Authors: Barone Antonio et al
Title: A Randomized Clinical Trial to Evaluate and Compare Implants Placed in Augmented Versus Non-Augmented Extraction Sockets: 3-Year Results
Source: Journal of periodontology, 83(7), 836-846. doi: 10.1902/jop.2011.110205
Type: Controlled clinical trial
Reviewer: Jyoti Sonkar
Rating: Good
Keywords: Alveolar bone loss, bone substitutes, dental implants, survival rate
Background:
The alveolar ridge undergoes reabsorption and atrophy subsequent to tooth
removal and thus exhibits a wide range of dimensional changes. Preservation of
the alveolar crest after tooth extraction is essential to enhance the surgical
site before implant fixture placement.
Aim: To investigate and compare the need for additional augmentation procedures at implant insertion, as well as the success rate and marginal bone loss for implants placed in the grafted sites versus those placed in naturally healed sites.
Methods: Forty patients with >1 hopeless tooth were randomly allocated to: 1) a test group, receiving extraction and grafting corticocancellous porcine bone; and 2) a control group, receiving extraction without any graft. After 7months of healing, implants were inserted in each of the sites. The implants were submerged and loaded after 4 months with metal–ceramic rehabilitation. The follow-up included evaluation of implant diameter and length, the need for additional augmentation procedures at implant placement, implant failure, and marginal bone level changes. All patients were followed over a 3-year period.

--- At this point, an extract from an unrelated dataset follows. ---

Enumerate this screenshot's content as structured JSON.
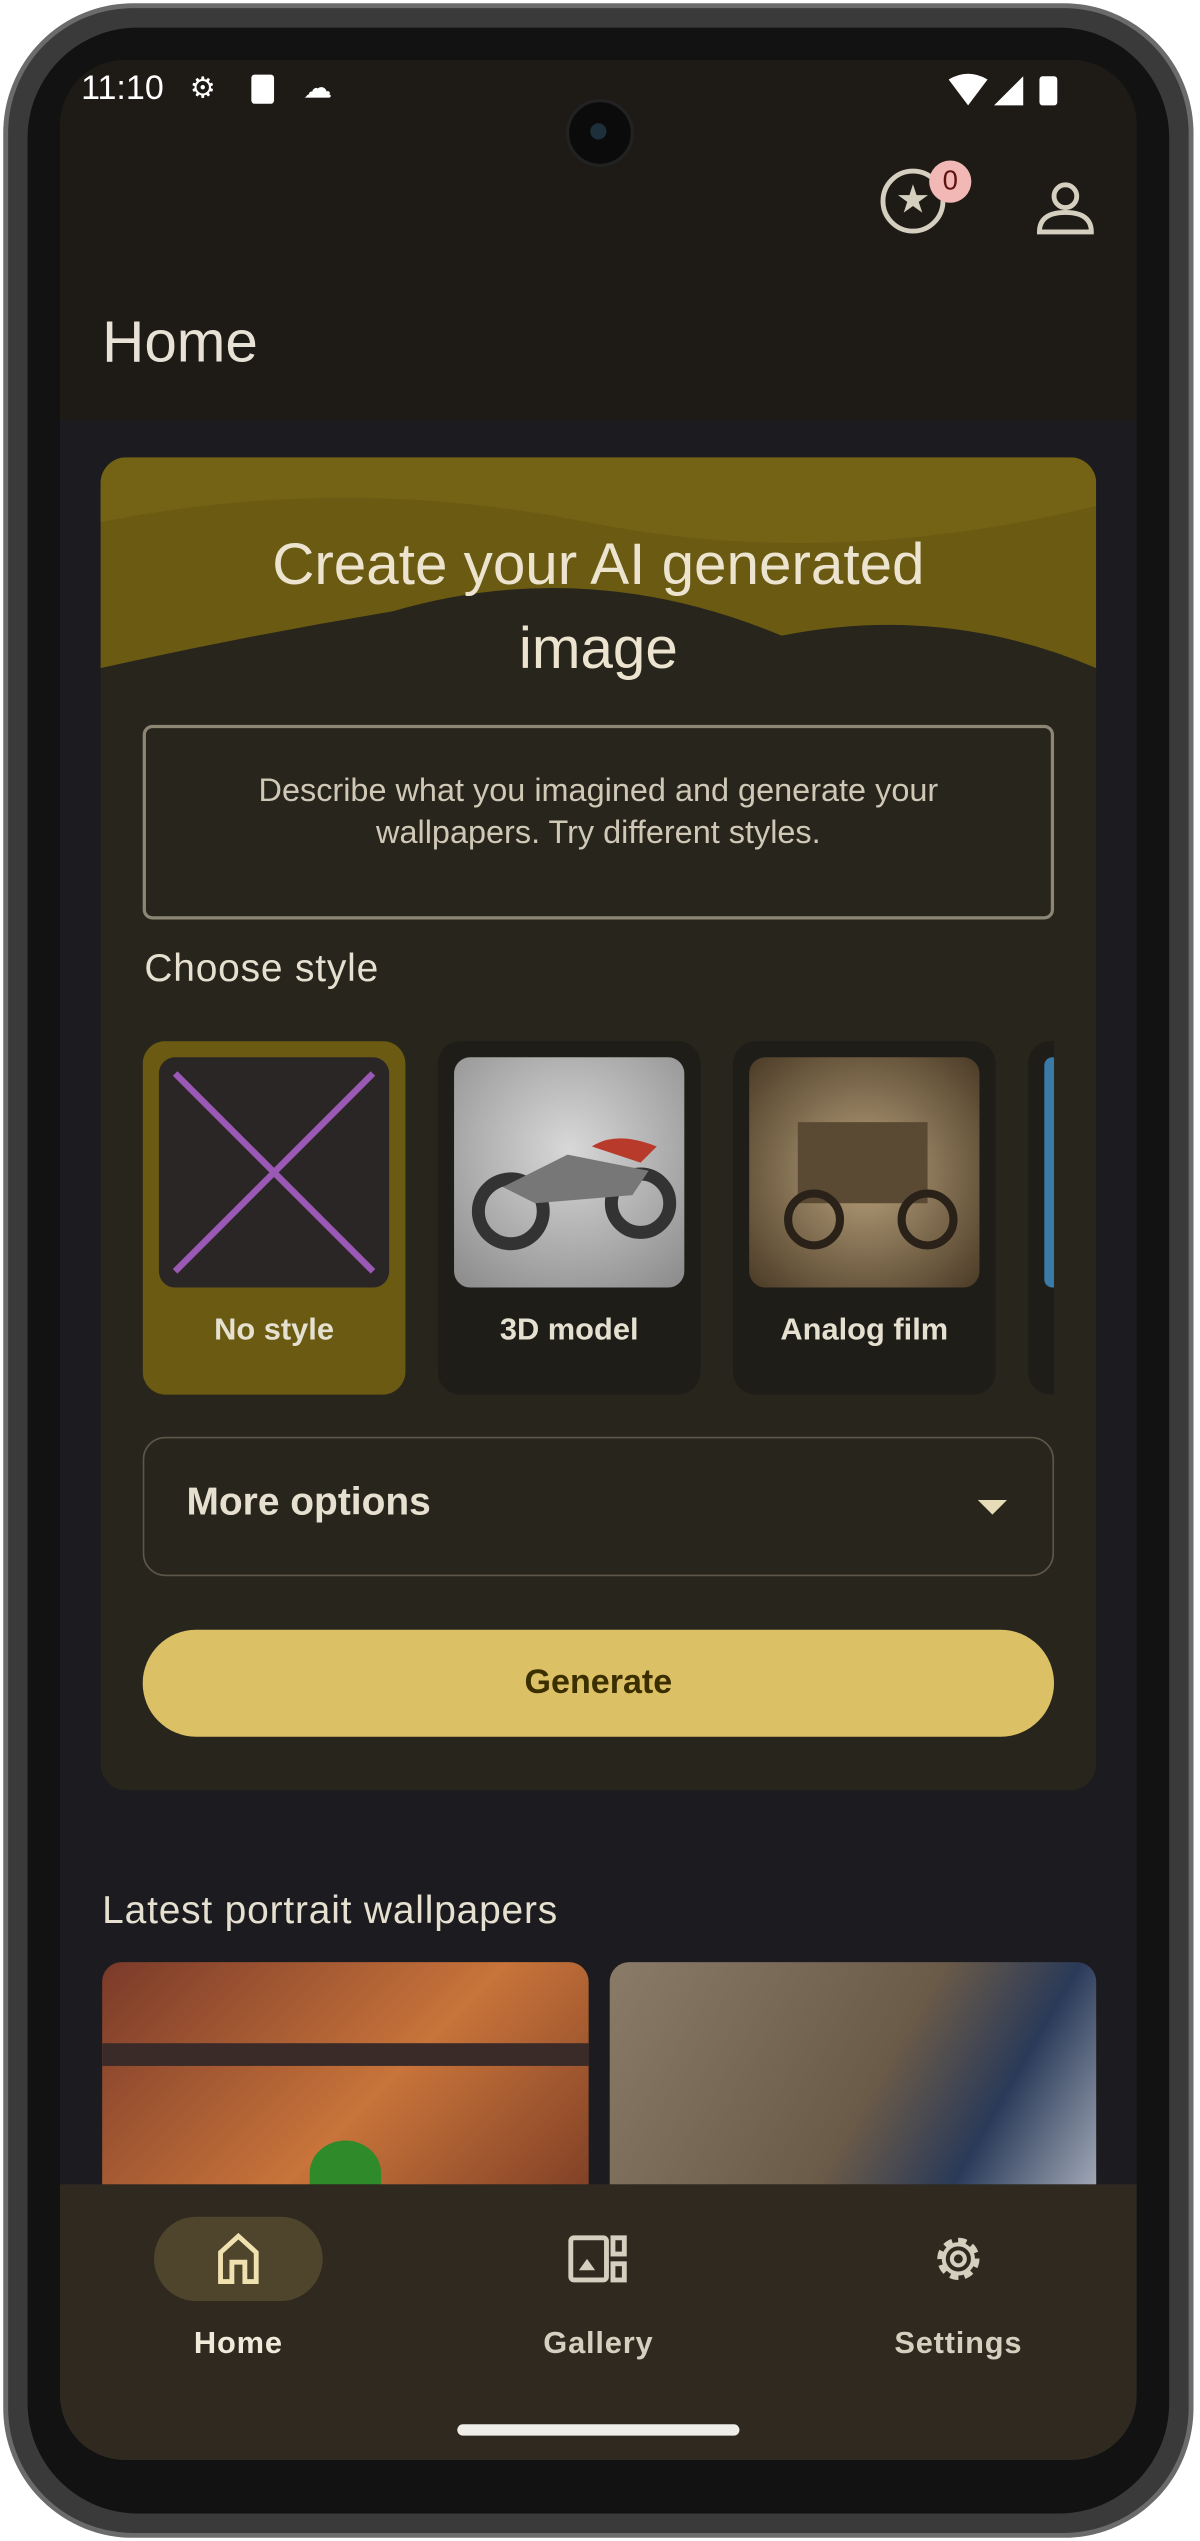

Results: One implant failed in the control group at the second stage of surgery (6 months after placement); one implant failed in the test group after 2 years of loading. The cumulative implant success rate at the 3-year follow-up visit reached 95% for both groups. No statistically significant differences were detected for marginal bone changes between the two groups.
Conclusion: The results of the present study show that there were no differences in the survival rates between implants placed into augmented and non-augmented sites. However, grafted sites allowed placement of larger implants and required less augmentation procedures at implant placement when compared to naturally healed sites.